Der Vorteil der Sonnenenergie gegenüber fossilen Energieträgern liegt in ihrer Umweltverträglichkeit. Bei ihrer Bereitstellung und Nutzung wird vergleichsweise wenig an CO2 und  Rußpartikeln freigesetzt (die Herstellung der Anlagen verbraucht eine gewisse Menge an Energie, Wasser und Chemikalien). Darüber hinaus ist die Sonnenenergie unbegrenzt nutzbar und wird nicht, wie Kohle, Ergas und Öl irgendwann erschöpft sein. Wird die Energie zudem von vielen kleinen Solarzellenanlagen geliefert, komm es nicht zu Energieverlusten durch Übertragung und Verteilung durch Großkraftwerke. Damit würden auch gleichzeitig die Kosten für Übertragung und Verteilung wegfallen. Preisabsprachen auf dem momentan noch oligopol anmutenden Energiemarkt würden so erschwert werden.

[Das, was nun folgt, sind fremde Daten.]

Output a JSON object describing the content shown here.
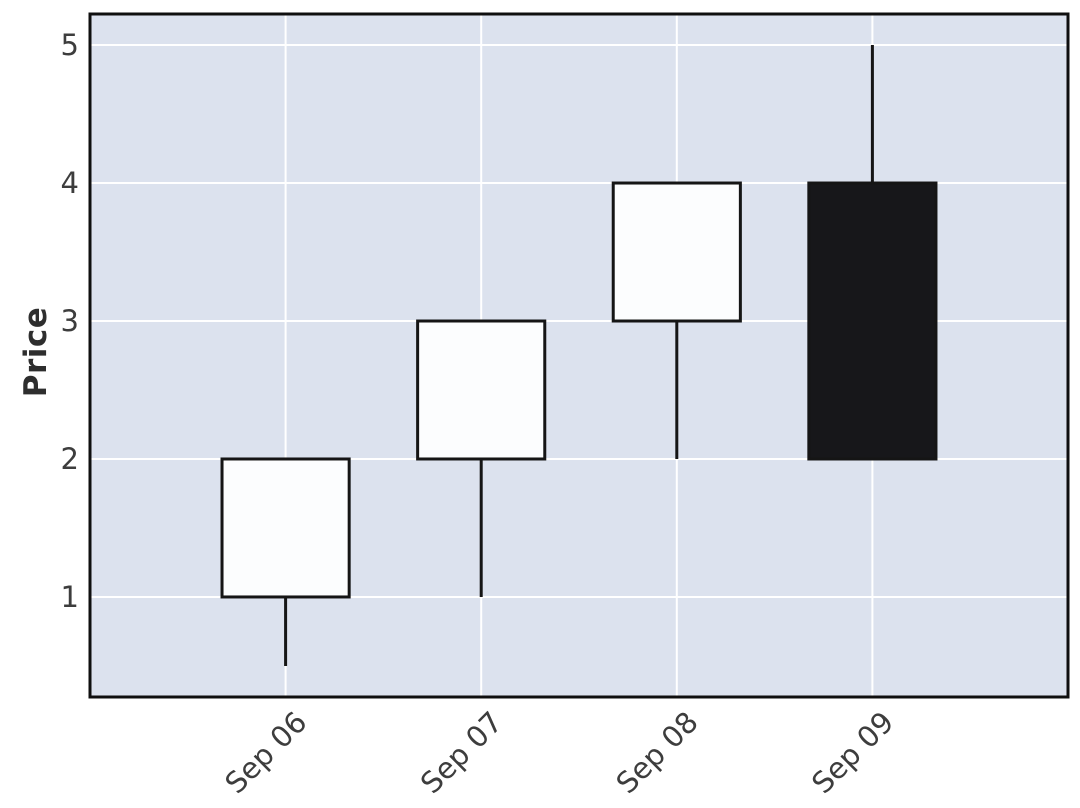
{
  "chart_data": {
    "type": "candlestick",
    "title": "",
    "xlabel": "",
    "ylabel": "Price",
    "categories": [
      "Sep 06",
      "Sep 07",
      "Sep 08",
      "Sep 09"
    ],
    "series": [
      {
        "name": "ohlc",
        "points": [
          {
            "date": "Sep 06",
            "open": 1,
            "high": 2,
            "low": 0.5,
            "close": 2
          },
          {
            "date": "Sep 07",
            "open": 2,
            "high": 3,
            "low": 1,
            "close": 3
          },
          {
            "date": "Sep 08",
            "open": 3,
            "high": 4,
            "low": 2,
            "close": 4
          },
          {
            "date": "Sep 09",
            "open": 4,
            "high": 5,
            "low": 2,
            "close": 2
          }
        ]
      }
    ],
    "y_ticks": [
      1,
      2,
      3,
      4,
      5
    ],
    "ylim": [
      0.275,
      5.225
    ],
    "xlim": [
      -1,
      4
    ],
    "grid": true,
    "legend_position": "none",
    "x_tick_rotation_deg": 45,
    "candle_width_units": 0.65,
    "colors": {
      "plot_background": "#dce2ee",
      "gridline": "#ffffff",
      "up_candle_fill": "#fcfdfe",
      "down_candle_fill": "#17171a",
      "candle_stroke": "#151515",
      "wick": "#151515",
      "axis_frame": "#0f0f0f",
      "tick_label": "#3d3d3d",
      "axis_label": "#2e2e2e",
      "page_background": "#ffffff"
    }
  }
}
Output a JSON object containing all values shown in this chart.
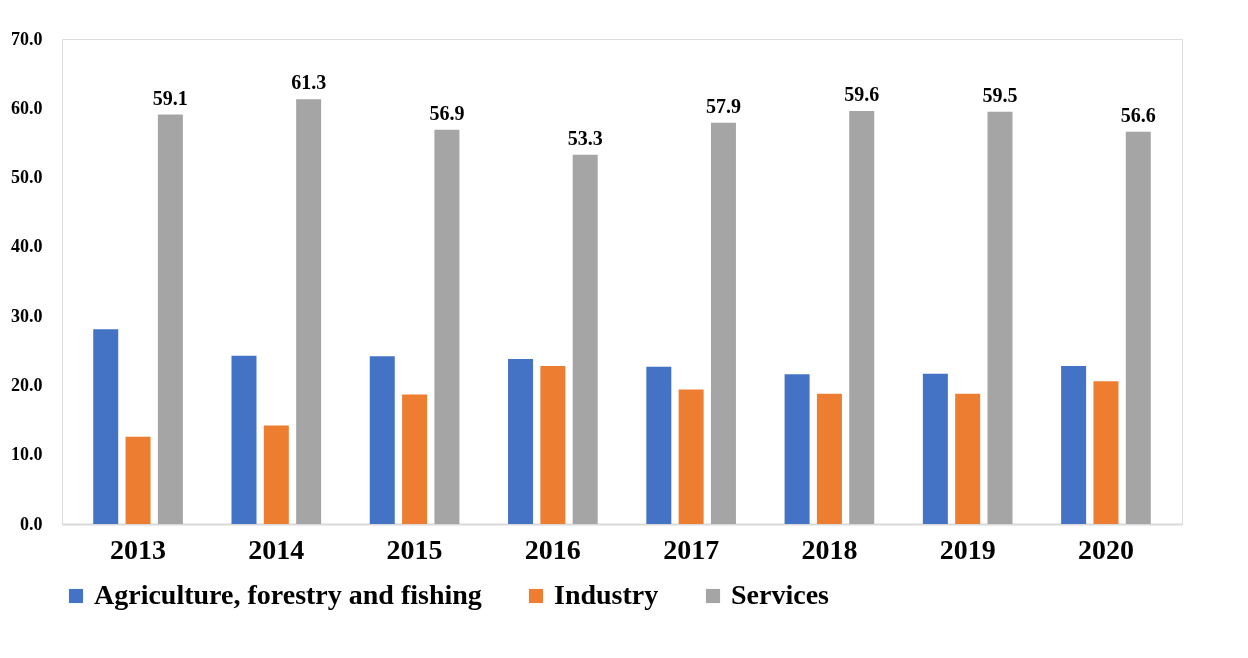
{
  "chart_data": {
    "type": "bar",
    "categories": [
      "2013",
      "2014",
      "2015",
      "2016",
      "2017",
      "2018",
      "2019",
      "2020"
    ],
    "series": [
      {
        "name": "Agriculture, forestry and fishing",
        "color": "#4472c4",
        "values": [
          28.1,
          24.3,
          24.2,
          23.8,
          22.7,
          21.6,
          21.7,
          22.8
        ]
      },
      {
        "name": "Industry",
        "color": "#ed7d31",
        "values": [
          12.6,
          14.2,
          18.7,
          22.8,
          19.4,
          18.8,
          18.8,
          20.6
        ]
      },
      {
        "name": "Services",
        "color": "#a5a5a5",
        "values": [
          59.1,
          61.3,
          56.9,
          53.3,
          57.9,
          59.6,
          59.5,
          56.6
        ],
        "value_labels": [
          "59.1",
          "61.3",
          "56.9",
          "53.3",
          "57.9",
          "59.6",
          "59.5",
          "56.6"
        ]
      }
    ],
    "ylim": [
      0,
      70
    ],
    "yticks": [
      {
        "value": 0,
        "label": "0.0"
      },
      {
        "value": 10,
        "label": "10.0"
      },
      {
        "value": 20,
        "label": "20.0"
      },
      {
        "value": 30,
        "label": "30.0"
      },
      {
        "value": 40,
        "label": "40.0"
      },
      {
        "value": 50,
        "label": "50.0"
      },
      {
        "value": 60,
        "label": "60.0"
      },
      {
        "value": 70,
        "label": "70.0"
      }
    ],
    "grid": false,
    "legend": "bottom"
  }
}
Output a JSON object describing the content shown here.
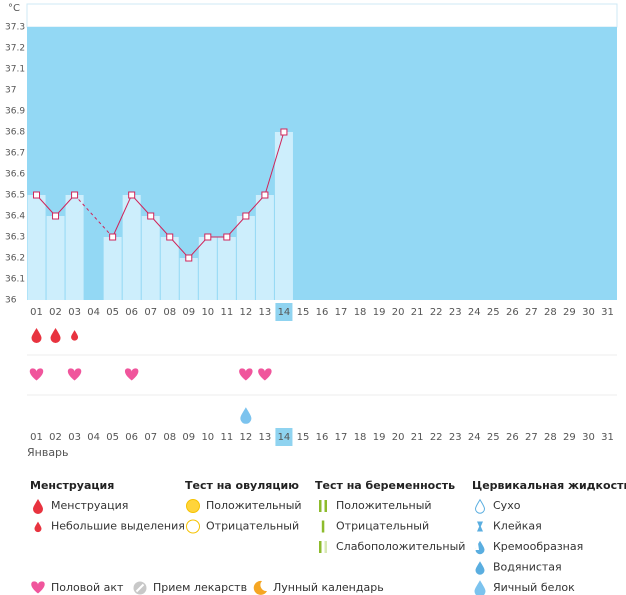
{
  "chart_data": {
    "type": "line",
    "y_label": "°C",
    "month": "Январь",
    "categories": [
      "01",
      "02",
      "03",
      "04",
      "05",
      "06",
      "07",
      "08",
      "09",
      "10",
      "11",
      "12",
      "13",
      "14",
      "15",
      "16",
      "17",
      "18",
      "19",
      "20",
      "21",
      "22",
      "23",
      "24",
      "25",
      "26",
      "27",
      "28",
      "29",
      "30",
      "31"
    ],
    "values": [
      36.5,
      36.4,
      36.5,
      null,
      36.3,
      36.5,
      36.4,
      36.3,
      36.2,
      36.3,
      36.3,
      36.4,
      36.5,
      36.8,
      null,
      null,
      null,
      null,
      null,
      null,
      null,
      null,
      null,
      null,
      null,
      null,
      null,
      null,
      null,
      null,
      null
    ],
    "color": "#d0245a",
    "ylim": [
      36,
      37.3
    ],
    "yticks": [
      36,
      36.1,
      36.2,
      36.3,
      36.4,
      36.5,
      36.6,
      36.7,
      36.8,
      36.9,
      37,
      37.1,
      37.2,
      37.3
    ],
    "today": "14",
    "red_days": [
      "06",
      "07",
      "13",
      "20",
      "21",
      "27",
      "28"
    ],
    "events": [
      {
        "icon": "drop",
        "days": [
          "01",
          "02"
        ]
      },
      {
        "icon": "small-drop",
        "days": [
          "03"
        ]
      },
      {
        "icon": "heart",
        "days": [
          "01",
          "03",
          "06",
          "12",
          "13"
        ]
      },
      {
        "icon": "egg-white",
        "days": [
          "12"
        ]
      }
    ],
    "legend": [
      {
        "title": "Менструация",
        "items": [
          {
            "label": "Менструация",
            "icon": "drop"
          },
          {
            "label": "Небольшие выделения",
            "icon": "small-drop"
          }
        ]
      },
      {
        "title": "Тест на овуляцию",
        "items": [
          {
            "label": "Положительный",
            "icon": "ov-pos"
          },
          {
            "label": "Отрицательный",
            "icon": "ov-neg"
          }
        ]
      },
      {
        "title": "Тест на беременность",
        "items": [
          {
            "label": "Положительный",
            "icon": "pr-pos"
          },
          {
            "label": "Отрицательный",
            "icon": "pr-neg"
          },
          {
            "label": "Слабоположительный",
            "icon": "pr-weak"
          }
        ]
      },
      {
        "title": "Цервикальная жидкость",
        "items": [
          {
            "label": "Сухо",
            "icon": "dry"
          },
          {
            "label": "Клейкая",
            "icon": "sticky"
          },
          {
            "label": "Кремообразная",
            "icon": "creamy"
          },
          {
            "label": "Водянистая",
            "icon": "watery"
          },
          {
            "label": "Яичный белок",
            "icon": "egg-white"
          }
        ]
      }
    ],
    "legend_extra": [
      {
        "label": "Половой акт",
        "icon": "heart"
      },
      {
        "label": "Прием лекарств",
        "icon": "pill"
      },
      {
        "label": "Лунный календарь",
        "icon": "moon"
      }
    ]
  }
}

Große Reservekapazitäten wären nicht mehr nötig, weil die Existenz vieler kleiner Energieerzeuger den Ausfall einzelner Anlagen verkraften könnte. Da Deutschland ein rohstoffarmes Land ist, würde es sich beim Verzicht auf fossile Energieen aus der Abhängigkeit vom Ausland begeben. So aber kann Russland mit seinem Gas und der Nahe Osten mit seinem Öl einen gewissen Druck auf Deutschland ausüben.
Weil die Sonnenenergie immer verschieden stark ausfällt, kommt sie ohne Speichertechnologie nicht aus, will man auch in sonnenarmen Zeiten Energie haben. Dies ist einer der Nachteile der Sonnenenergie. Noch ist die Stromerzeugung mit Hilfe von Solarenergie, verglichen mit der von z.B. Windkraft, sehr teuer.